En collaboration avec les autorités locales et des organisations comme la FAO, nous surveillons de près les signes annonciateurs d’une aggravation de la crise alimentaire. Nos équipes en Afrique de l’Est surveillent l’accès aux marchés, la disponibilité de l’eau pour les personnes et les animaux, l’augmentation des cas de diarrhée et d’autres signes de maladies hydriques, ainsi que les taux d’admission dans nos programmes de nutrition communautaires.
Un essaim de criquets pèlerins envahissent une communauté du sud-ouest de la Somalie.
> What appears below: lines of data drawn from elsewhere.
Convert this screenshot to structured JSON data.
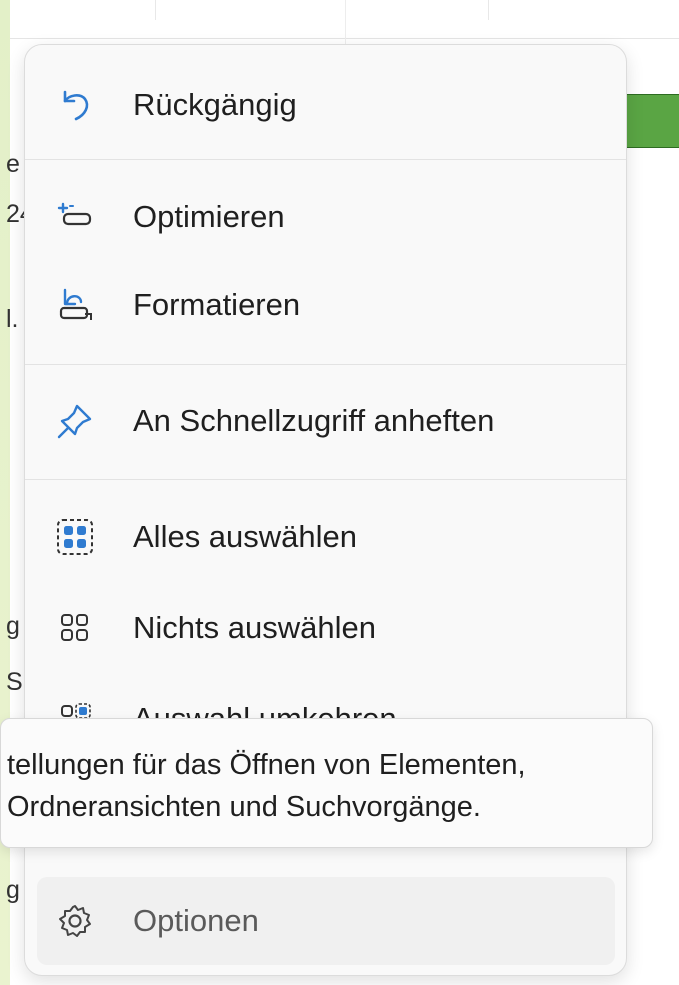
{
  "background": {
    "left_glyphs": [
      "e",
      "24",
      "l.",
      "g",
      "S",
      "g"
    ]
  },
  "menu": {
    "items": [
      {
        "label": "Rückgängig",
        "icon": "undo-icon"
      },
      {
        "label": "Optimieren",
        "icon": "optimize-icon"
      },
      {
        "label": "Formatieren",
        "icon": "format-icon"
      },
      {
        "label": "An Schnellzugriff anheften",
        "icon": "pin-icon"
      },
      {
        "label": "Alles auswählen",
        "icon": "select-all-icon"
      },
      {
        "label": "Nichts auswählen",
        "icon": "select-none-icon"
      },
      {
        "label": "Auswahl umkehren",
        "icon": "invert-selection-icon"
      },
      {
        "label": "Optionen",
        "icon": "gear-icon"
      }
    ]
  },
  "tooltip": {
    "line1": "tellungen für das Öffnen von Elementen,",
    "line2": "Ordneransichten und Suchvorgänge."
  },
  "colors": {
    "accent": "#2f7bd0",
    "green_block": "#5aa544"
  }
}
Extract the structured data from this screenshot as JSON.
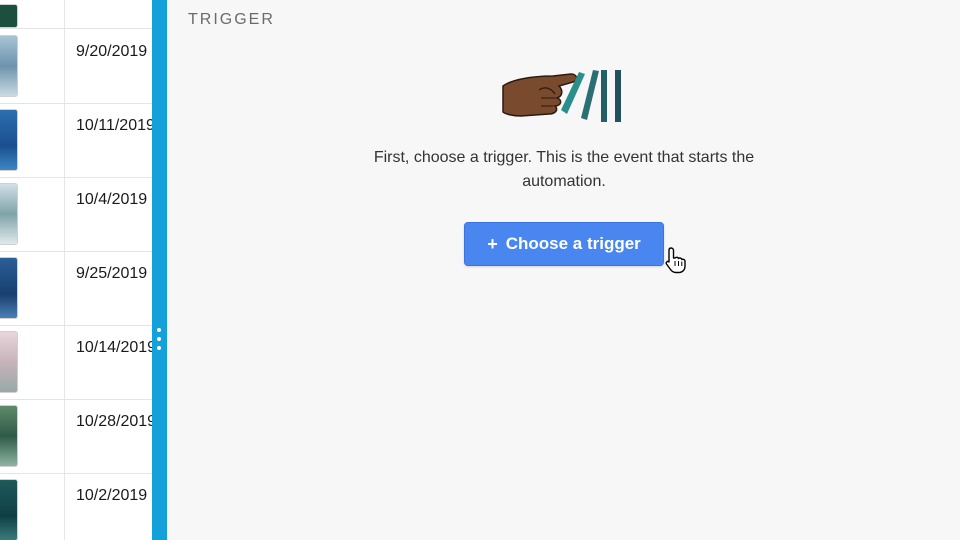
{
  "grid": {
    "rows": [
      {
        "date": ""
      },
      {
        "date": "9/20/2019"
      },
      {
        "date": "10/11/2019"
      },
      {
        "date": "10/4/2019"
      },
      {
        "date": "9/25/2019"
      },
      {
        "date": "10/14/2019"
      },
      {
        "date": "10/28/2019"
      },
      {
        "date": "10/2/2019"
      }
    ]
  },
  "panel": {
    "section_title": "TRIGGER",
    "description": "First, choose a trigger. This is the event that starts the automation.",
    "button_icon": "+",
    "button_label": "Choose a trigger"
  },
  "colors": {
    "splitter": "#14a1da",
    "button": "#4a86f0",
    "domino": "#2a6f73"
  },
  "icons": [
    "hand-domino-illustration",
    "pointer-hand-cursor",
    "drag-handle-icon"
  ]
}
Il est possible que les effets de l’infestation de criquets pèlerins ne se fassent pas réellement sentir avant des mois, au moment où les récoltes que les ravageurs ont consommées doivent être récoltées et que les familles sont confrontées à des pénuries alimentaires. Action contre la faim, les gouvernements des pays touchés et d’autres partenaires ont besoin d’une injection de fonds pour répondre aux besoins immédiats et à long terme des communautés, et ce, rapidement :
« Une action précoce sauve des vies et coûte moins cher », déclare M. Maalim. « Nous travaillons dans ces communautés depuis des décennies et nous savons ce qui fonctionne. Si des mesures rapides ne sont pas prises maintenant pour lutter contre cette infestation de criquets, nous risquons d’être confrontés à une situation encore plus catastrophique dans les mois à venir. »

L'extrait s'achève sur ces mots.